-
Jan 8th, 2008, 05:17 PM
#1
Splitting a large file into smaller files
We had a process that split large files into smaller files be reading and writing line by line. This fixed the out of memory exceptions we were having, but it took hours to complete. I rewrote this method, so it is way faster, and doesn't cause memory exceptions.
vb Code:
Private Function SplitFile( _
ByVal inputFileName As String, ByVal outputFileName As String, ByVal numberOfFiles As Integer) _
As List(Of String)
Dim returnList As New List(Of String)
Try
Dim outputFileExtension As String = IO.Path.GetExtension(outputFileName)
outputFileName = outputFileName.Replace(outputFileExtension, "")
Dim sr As New IO.StreamReader(inputFileName)
Dim fileLength As Long = sr.BaseStream.Length
Dim baseBufferSize As Integer = CInt(fileLength \ numberOfFiles)
Dim finished As Boolean = False
Dim fileCount As Integer = 1
Do Until finished
Dim bufferSize As Integer = baseBufferSize
Dim originalPosition As Long = sr.BaseStream.Position
'find line first line feed after the base buffer length
sr.BaseStream.Position += bufferSize
If sr.BaseStream.Position < fileLength Then
Do Until sr.Read = 10
bufferSize += 1
Loop
bufferSize += 1
Else
bufferSize = CInt(fileLength - originalPosition)
finished = True
End If
'write the chunk of data to a buffer in memory
sr.BaseStream.Position = originalPosition
Dim buffer(bufferSize - 1) As Byte
sr.BaseStream.Read(buffer, 0, bufferSize)

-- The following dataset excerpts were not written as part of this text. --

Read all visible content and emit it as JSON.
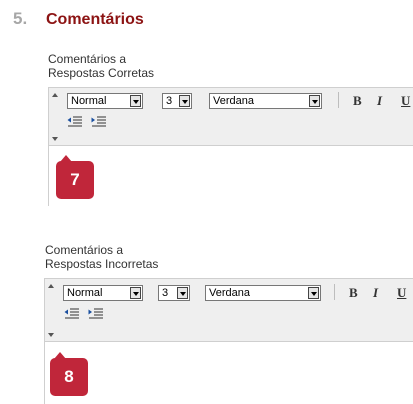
{
  "section": {
    "number": "5.",
    "title": "Comentários"
  },
  "editors": [
    {
      "label_line1": "Comentários a",
      "label_line2": "Respostas Corretas",
      "format_value": "Normal",
      "size_value": "3",
      "font_value": "Verdana",
      "bold": "B",
      "italic": "I",
      "underline": "U",
      "callout": "7"
    },
    {
      "label_line1": "Comentários a",
      "label_line2": "Respostas Incorretas",
      "format_value": "Normal",
      "size_value": "3",
      "font_value": "Verdana",
      "bold": "B",
      "italic": "I",
      "underline": "U",
      "callout": "8"
    }
  ],
  "colors": {
    "accent": "#8c1313",
    "badge": "#c0263a",
    "number": "#a7a7a7"
  }
}
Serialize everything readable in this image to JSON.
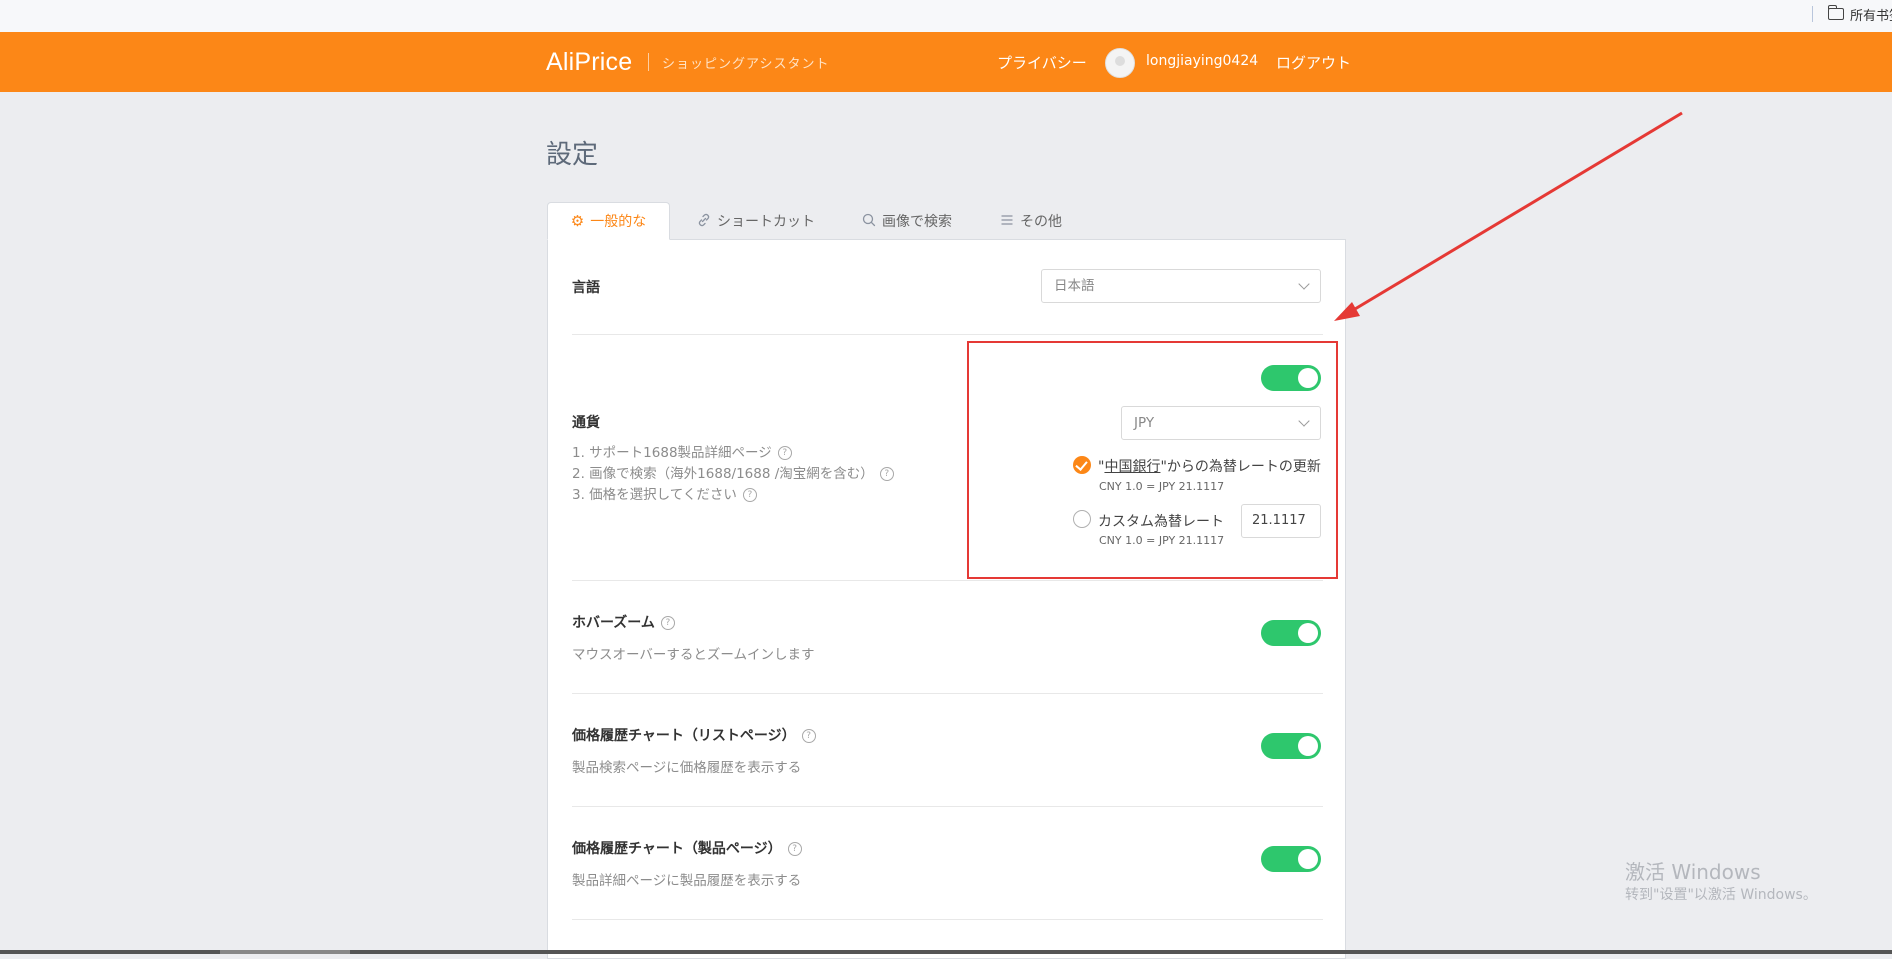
{
  "browser": {
    "bookmark_label": "所有书签"
  },
  "header": {
    "logo": "AliPrice",
    "tagline": "ショッピングアシスタント",
    "privacy": "プライバシー",
    "username": "longjiaying0424",
    "logout": "ログアウト",
    "brand_color": "#fc8717"
  },
  "page": {
    "title": "設定"
  },
  "tabs": [
    {
      "label": "一般的な",
      "icon": "gear-icon",
      "active": true
    },
    {
      "label": "ショートカット",
      "icon": "link-icon",
      "active": false
    },
    {
      "label": "画像で検索",
      "icon": "search-icon",
      "active": false
    },
    {
      "label": "その他",
      "icon": "menu-icon",
      "active": false
    }
  ],
  "language": {
    "label": "言語",
    "value": "日本語"
  },
  "currency": {
    "label": "通貨",
    "notes": [
      "1. サポート1688製品詳細ページ",
      "2. 画像で検索（海外1688/1688 /淘宝網を含む）",
      "3. 価格を選択してください"
    ],
    "enabled": true,
    "value": "JPY",
    "option_bank": {
      "quote_open": "\"",
      "bank_name": "中国銀行",
      "suffix": "\"からの為替レートの更新",
      "sub": "CNY 1.0 = JPY 21.1117",
      "selected": true
    },
    "option_custom": {
      "label": "カスタム為替レート",
      "sub": "CNY 1.0 = JPY 21.1117",
      "input_value": "21.1117",
      "selected": false
    }
  },
  "settings": [
    {
      "label": "ホバーズーム",
      "desc": "マウスオーバーするとズームインします",
      "enabled": true
    },
    {
      "label": "価格履歴チャート（リストページ）",
      "desc": "製品検索ページに価格履歴を表示する",
      "enabled": true
    },
    {
      "label": "価格履歴チャート（製品ページ）",
      "desc": "製品詳細ページに製品履歴を表示する",
      "enabled": true
    }
  ],
  "watermark": {
    "line1": "激活 Windows",
    "line2": "转到\"设置\"以激活 Windows。"
  },
  "colors": {
    "toggle_on": "#2ec76d",
    "annotation": "#e53935"
  }
}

'write the chunk of data to a file
Dim outputPath As String = outputFileName & fileCount.ToString & outputFileExtension
returnList.Add(outputPath)
My.Computer.FileSystem.WriteAllBytes( _
outputPath, buffer, False)
fileCount += 1
Loop
Catch ex As Exception
Console.Write(ex.ToString)
End Try
Return returnList
End Function
-
Jan 14th, 2008, 01:10 AM
#2
New Member
Re: Splitting a large file into smaller files
thanks for share.
Can you tell me how can i merge(Join) small files after Splitting it
-
Jan 14th, 2008, 10:43 AM
#3
Re: Splitting a large file into smaller files
This should work
vb Code:
Private Sub MergeFiles(ByVal inputDir As String, ByVal inputMask As String, ByVal outputPath As String)
'store files in datatable with their created times to sort by later
Dim files As New DataTable
files.Columns.Add("filepath", GetType(String))
files.Columns.Add("creationtime", GetType(Date))
'find partial files
For Each f As String In IO.Directory.GetFiles(inputDir, inputMask)
files.Rows.Add(New Object() {f, IO.File.GetCreationTime(f)})
Next
'make sure output file does not exist before writing
If IO.File.Exists(outputPath) Then
IO.File.Delete(outputPath)
End If
'loop through file in order, and append contents to output file
For Each dr As DataRow In files.Select("", "creationtime")
Dim contents As String = My.Computer.FileSystem.ReadAllText(CStr(dr("filepath")))
My.Computer.FileSystem.WriteAllText(outputPath, contents, True)
Next
End Sub
-
Jan 14th, 2008, 08:38 PM
#4
New Member
Re: Splitting a large file into smaller files
thanks for share.
I can't use 2 funtion SplitFile and MergeFiles in VB 7 (VS2003) because VS2003 does not support System.Collections.Generic
Can you give me a example these function use in VS2003
-
Jan 15th, 2008, 10:27 AM
#5
Re: Splitting a large file into smaller files
Replace List(Of String) with System.Specialized.StringCollection
Also, make sure to rewrite the My.Computer.FileSystem calls with system.io calls.
-
Feb 10th, 2014, 01:52 PM
#6
Member
Re: Splitting a large file into smaller files
I need some help with this if anybody doesn't mind necromancy of old posts? I'm trying to make it with work with win forms in Vb2010.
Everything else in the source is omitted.